Exodus: Gods and Kings Review


By: Justin Jasso (@jjasso007)

There are stories in the world that the majority of people know or know of. Whether they’re stories from one’s youth such as The Three Little Pigs or Little Red Riding Hood, more modern stories like The Hunger Games or Harry Potter, or older stories like Moby Dick, people know of them to some extent. Then there are the stories of The Bible. People know the story of Adam and Eve, of Jesus, of David and Goliath, and the story of Moses. Ridley Scott brings his latest telling of the story of Moses to the big screen in Exodus: Gods and Kings.

Moses (Christian Bale) has been raised by the Pharaoh of Egypt, Seti (John Turturro), along with Seti’s son, Ramses (Joel Edgerton). Seti favors Moses over Ramses and secretly wishes Moses could take the throne after his death, but only the true blood line can succeed. After putting down a revolt, Moses is approached by Nun (Ben Kingsley) and told that he is really Hebrew, like the slaves who work for the pharaoh. Once Moses realizes the truth of this statement, as does Ramses, Moses is cast out of Egypt. He begins a life of his own, with the Israelites who wish to return to Canaan, but returns to Egypt to see the horrors of the slaves after a visit from a messenger of God. Moses takes it upon himself to free the slaves and lead them to freedom, with the help of God, but how will family and the once brotherhood between Moses and Ramses play out?


Exodus: Gods and Kings isn’t a story that is new to anyone. If you know anything about The Bible or have heard about Moses, you know how the story plays out. The ten plagues attack Egypt and Ramses, and Moses is able to get Israelites out of Egypt by parting the Red Sea and crossing it while the waters swallow up Ramses’ army. What makes this telling of the story different is that Ridley Scott is directing. Scott is known for his big battle scenes and use of special effects that can be seen in such films such as Alien, Gladiator, Black Hawk Down, Robin Hood, and Prometheus. So this isn’t going to be your Sunday school telling of the Moses story. The big thing here is the use of special effects. It really feels like nearly most of the film is set to a green screen and everything else was added later. And not to say the effects are bad, but they are way overboard, to the extent that there are tornadoes in the Red Sea as Moses and the Israelites escape and Ramses pursues. Scott is definitely a “go big or go home” type of director, but with Bible stories, maybe less is more?

Now a lot has been made of there being an “all-white cast” in this film. Should that make a difference if the performances are good?
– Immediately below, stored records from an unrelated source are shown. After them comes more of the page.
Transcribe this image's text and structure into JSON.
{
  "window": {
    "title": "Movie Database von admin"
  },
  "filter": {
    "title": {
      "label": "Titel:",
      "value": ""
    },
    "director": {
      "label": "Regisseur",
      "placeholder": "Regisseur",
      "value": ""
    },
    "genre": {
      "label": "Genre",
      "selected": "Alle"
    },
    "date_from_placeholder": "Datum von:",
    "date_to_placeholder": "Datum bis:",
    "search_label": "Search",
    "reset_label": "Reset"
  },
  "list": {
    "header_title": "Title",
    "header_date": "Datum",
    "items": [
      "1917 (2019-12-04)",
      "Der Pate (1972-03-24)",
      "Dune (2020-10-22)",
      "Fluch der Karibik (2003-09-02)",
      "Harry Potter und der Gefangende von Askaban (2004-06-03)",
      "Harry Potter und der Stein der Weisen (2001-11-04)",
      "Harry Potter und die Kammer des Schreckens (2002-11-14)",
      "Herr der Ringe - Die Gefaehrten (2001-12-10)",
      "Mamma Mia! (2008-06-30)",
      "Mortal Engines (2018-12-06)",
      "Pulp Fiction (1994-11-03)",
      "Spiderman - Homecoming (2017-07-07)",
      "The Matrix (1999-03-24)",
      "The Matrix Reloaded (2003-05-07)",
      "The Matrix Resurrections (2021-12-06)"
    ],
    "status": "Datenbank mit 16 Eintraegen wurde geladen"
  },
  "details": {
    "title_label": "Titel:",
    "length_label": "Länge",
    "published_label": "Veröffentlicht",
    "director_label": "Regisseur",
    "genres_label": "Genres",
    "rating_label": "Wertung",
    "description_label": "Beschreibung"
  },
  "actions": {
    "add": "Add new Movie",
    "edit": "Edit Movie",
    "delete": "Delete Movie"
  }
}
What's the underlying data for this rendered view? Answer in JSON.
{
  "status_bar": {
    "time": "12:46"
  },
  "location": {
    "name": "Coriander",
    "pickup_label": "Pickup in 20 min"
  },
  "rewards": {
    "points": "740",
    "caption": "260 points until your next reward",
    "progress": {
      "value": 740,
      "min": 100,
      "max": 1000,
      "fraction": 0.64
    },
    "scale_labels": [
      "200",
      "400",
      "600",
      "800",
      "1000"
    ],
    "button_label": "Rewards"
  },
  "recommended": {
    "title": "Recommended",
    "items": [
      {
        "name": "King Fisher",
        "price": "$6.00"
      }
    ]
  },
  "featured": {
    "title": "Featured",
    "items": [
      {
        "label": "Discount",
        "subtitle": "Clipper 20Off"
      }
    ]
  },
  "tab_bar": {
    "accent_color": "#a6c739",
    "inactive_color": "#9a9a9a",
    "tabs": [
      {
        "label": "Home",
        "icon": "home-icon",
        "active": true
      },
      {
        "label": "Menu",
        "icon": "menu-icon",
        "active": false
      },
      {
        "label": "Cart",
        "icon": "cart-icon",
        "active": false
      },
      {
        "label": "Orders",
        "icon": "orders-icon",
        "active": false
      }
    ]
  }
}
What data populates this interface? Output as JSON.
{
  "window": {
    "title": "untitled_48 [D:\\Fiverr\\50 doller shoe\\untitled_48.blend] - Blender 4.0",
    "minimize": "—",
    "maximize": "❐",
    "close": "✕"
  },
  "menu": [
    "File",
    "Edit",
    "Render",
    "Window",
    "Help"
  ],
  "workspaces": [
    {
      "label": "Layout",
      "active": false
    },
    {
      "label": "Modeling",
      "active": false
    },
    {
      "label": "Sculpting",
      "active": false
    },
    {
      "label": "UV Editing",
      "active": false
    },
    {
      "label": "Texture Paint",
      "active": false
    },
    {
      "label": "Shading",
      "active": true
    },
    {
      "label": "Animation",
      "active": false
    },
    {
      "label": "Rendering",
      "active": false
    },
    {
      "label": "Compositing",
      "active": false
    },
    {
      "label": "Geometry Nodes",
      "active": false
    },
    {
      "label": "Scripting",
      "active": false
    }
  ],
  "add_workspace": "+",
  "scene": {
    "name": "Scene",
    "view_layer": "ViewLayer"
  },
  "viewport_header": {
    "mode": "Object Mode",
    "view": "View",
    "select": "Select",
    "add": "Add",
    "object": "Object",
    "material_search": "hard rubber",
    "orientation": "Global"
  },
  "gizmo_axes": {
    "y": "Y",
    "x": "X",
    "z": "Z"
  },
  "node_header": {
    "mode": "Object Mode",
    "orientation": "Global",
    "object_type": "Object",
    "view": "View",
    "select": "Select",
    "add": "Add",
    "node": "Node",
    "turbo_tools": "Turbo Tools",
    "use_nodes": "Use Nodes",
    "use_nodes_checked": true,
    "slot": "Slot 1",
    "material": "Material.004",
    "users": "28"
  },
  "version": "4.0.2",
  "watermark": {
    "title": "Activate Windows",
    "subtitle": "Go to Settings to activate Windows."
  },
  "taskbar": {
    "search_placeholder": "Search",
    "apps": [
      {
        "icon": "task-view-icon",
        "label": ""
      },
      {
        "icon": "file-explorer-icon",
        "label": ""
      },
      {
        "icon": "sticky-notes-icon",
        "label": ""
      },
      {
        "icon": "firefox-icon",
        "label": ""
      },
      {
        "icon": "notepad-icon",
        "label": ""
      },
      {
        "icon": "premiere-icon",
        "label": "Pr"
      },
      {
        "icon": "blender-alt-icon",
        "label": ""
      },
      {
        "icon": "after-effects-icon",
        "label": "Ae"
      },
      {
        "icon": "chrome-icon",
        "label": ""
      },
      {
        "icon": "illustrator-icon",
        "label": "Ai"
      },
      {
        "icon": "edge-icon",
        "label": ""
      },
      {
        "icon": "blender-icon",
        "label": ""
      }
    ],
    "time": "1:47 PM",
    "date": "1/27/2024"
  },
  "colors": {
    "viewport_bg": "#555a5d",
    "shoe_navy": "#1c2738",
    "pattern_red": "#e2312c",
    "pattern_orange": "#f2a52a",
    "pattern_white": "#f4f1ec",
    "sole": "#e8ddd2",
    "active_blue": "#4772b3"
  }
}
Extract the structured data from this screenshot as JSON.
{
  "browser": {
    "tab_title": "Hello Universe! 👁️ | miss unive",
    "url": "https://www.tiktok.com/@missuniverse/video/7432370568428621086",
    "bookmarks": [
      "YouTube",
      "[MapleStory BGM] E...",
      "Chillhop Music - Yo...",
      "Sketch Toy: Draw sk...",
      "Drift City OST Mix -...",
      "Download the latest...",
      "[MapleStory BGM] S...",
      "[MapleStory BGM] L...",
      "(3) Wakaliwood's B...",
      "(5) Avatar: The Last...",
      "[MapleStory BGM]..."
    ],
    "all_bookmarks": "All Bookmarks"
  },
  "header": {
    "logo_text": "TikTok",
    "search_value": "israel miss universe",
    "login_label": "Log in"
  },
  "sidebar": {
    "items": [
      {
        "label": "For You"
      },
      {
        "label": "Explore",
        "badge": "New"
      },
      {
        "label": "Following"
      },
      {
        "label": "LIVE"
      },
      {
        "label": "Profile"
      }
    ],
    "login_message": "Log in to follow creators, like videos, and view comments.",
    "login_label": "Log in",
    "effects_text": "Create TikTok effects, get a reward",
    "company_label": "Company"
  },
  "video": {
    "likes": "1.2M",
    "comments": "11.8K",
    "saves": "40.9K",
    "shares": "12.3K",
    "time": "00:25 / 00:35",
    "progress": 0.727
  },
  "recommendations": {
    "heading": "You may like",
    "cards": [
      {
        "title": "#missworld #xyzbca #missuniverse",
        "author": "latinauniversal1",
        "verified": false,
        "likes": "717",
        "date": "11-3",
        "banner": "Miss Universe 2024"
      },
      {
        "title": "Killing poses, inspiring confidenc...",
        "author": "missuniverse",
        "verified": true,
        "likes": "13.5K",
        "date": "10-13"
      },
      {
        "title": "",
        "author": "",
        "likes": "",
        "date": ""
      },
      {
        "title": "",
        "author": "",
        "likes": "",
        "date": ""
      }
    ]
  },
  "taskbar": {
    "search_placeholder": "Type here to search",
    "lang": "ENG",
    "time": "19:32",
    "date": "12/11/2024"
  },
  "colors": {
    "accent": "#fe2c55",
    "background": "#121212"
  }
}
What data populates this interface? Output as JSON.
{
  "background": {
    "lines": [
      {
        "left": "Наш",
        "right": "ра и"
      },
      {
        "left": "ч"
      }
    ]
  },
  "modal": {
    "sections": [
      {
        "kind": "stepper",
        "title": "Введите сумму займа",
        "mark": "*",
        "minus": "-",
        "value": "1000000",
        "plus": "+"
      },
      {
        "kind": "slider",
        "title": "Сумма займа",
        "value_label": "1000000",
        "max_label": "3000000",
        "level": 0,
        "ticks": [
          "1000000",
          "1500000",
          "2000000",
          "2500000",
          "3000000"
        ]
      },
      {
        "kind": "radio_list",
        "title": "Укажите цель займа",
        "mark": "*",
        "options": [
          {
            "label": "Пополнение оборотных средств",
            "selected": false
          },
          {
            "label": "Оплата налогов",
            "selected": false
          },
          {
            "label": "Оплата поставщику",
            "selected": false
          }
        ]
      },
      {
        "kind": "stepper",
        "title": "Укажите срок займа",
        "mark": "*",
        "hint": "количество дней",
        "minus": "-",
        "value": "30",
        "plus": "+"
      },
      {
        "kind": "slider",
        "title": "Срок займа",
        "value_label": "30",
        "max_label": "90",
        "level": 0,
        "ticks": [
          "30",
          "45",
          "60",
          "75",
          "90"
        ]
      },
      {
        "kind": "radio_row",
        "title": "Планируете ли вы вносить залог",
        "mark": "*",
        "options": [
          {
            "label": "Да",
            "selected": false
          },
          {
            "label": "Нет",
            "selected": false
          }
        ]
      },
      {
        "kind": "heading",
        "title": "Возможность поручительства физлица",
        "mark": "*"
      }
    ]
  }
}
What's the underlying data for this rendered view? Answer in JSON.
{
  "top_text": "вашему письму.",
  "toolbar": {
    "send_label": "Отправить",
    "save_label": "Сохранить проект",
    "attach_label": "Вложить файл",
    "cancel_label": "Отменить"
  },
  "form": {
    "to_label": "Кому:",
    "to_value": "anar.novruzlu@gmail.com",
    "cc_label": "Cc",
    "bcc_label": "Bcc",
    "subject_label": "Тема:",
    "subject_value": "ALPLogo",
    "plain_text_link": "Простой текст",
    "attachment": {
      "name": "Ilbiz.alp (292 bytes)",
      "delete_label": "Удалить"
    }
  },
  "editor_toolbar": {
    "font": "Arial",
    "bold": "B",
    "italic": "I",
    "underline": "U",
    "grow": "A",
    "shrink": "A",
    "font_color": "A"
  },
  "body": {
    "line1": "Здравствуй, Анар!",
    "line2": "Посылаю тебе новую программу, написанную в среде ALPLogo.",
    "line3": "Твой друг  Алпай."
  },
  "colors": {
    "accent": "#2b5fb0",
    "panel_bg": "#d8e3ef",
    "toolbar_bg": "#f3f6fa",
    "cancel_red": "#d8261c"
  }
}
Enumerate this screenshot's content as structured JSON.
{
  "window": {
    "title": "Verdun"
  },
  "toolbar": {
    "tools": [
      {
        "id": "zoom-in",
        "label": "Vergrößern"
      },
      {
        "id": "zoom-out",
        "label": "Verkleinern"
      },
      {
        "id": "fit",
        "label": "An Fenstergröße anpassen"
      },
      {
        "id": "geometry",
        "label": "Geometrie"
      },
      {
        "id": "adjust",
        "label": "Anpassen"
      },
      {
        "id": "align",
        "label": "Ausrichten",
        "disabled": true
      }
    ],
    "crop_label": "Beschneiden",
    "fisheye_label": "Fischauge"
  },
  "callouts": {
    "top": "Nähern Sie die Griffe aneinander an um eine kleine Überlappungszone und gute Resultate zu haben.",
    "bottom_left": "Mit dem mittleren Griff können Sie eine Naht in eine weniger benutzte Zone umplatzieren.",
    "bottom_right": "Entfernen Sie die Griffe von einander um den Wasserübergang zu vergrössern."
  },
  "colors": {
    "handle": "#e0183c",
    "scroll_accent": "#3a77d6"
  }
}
And was anyone alive in 1380 BC to give us a definitive answer to the shade of skin color found on the various people in The Bible? Probably not. That being said, the film really follows Christian Bale as Moses, as he goes from a non-believer to a believer, as his priorities change in life, and he learns more about himself and what it means to live. Bale takes us along on this personal journey with his wonderful performance. Joel Edgerton turns in a fine display as Ramses as well, giving us a take on a man who does not appear to be too sure of himself as a person nor as a ruler. He is thrust into a role that he is unprepared for and tries to exceed his father on a superficial level instead of one of prosperity and success. The other actors are more of role players, each doing what is necessary to further move the story along. Nothing particular of note among these actors as, again, this story revolves around Bale and Edgerton.


While Bale and Edgerton have solid performances, the films running time of over two and a half hours will have you looking at your phone (or watch if you still own one of those). Many sequences tend to drag out and you wonder if anything was left on the cutting room floor once all was said and done. It almost felt like 10 minutes were dedicated to each of the 10 plagues in themselves. Also, the ending of the film felt like more of a throwaway as there really wasn’t any area to leave the story on a high note or something memorable, seeing as how the story of The Bible continues on while our film, thankfully, had to end somewhere. There are some nice special effects sequences and the battle scenes are entertaining enough, but Exodus: Gods and Kings lacks substance for how long the film is drawn out.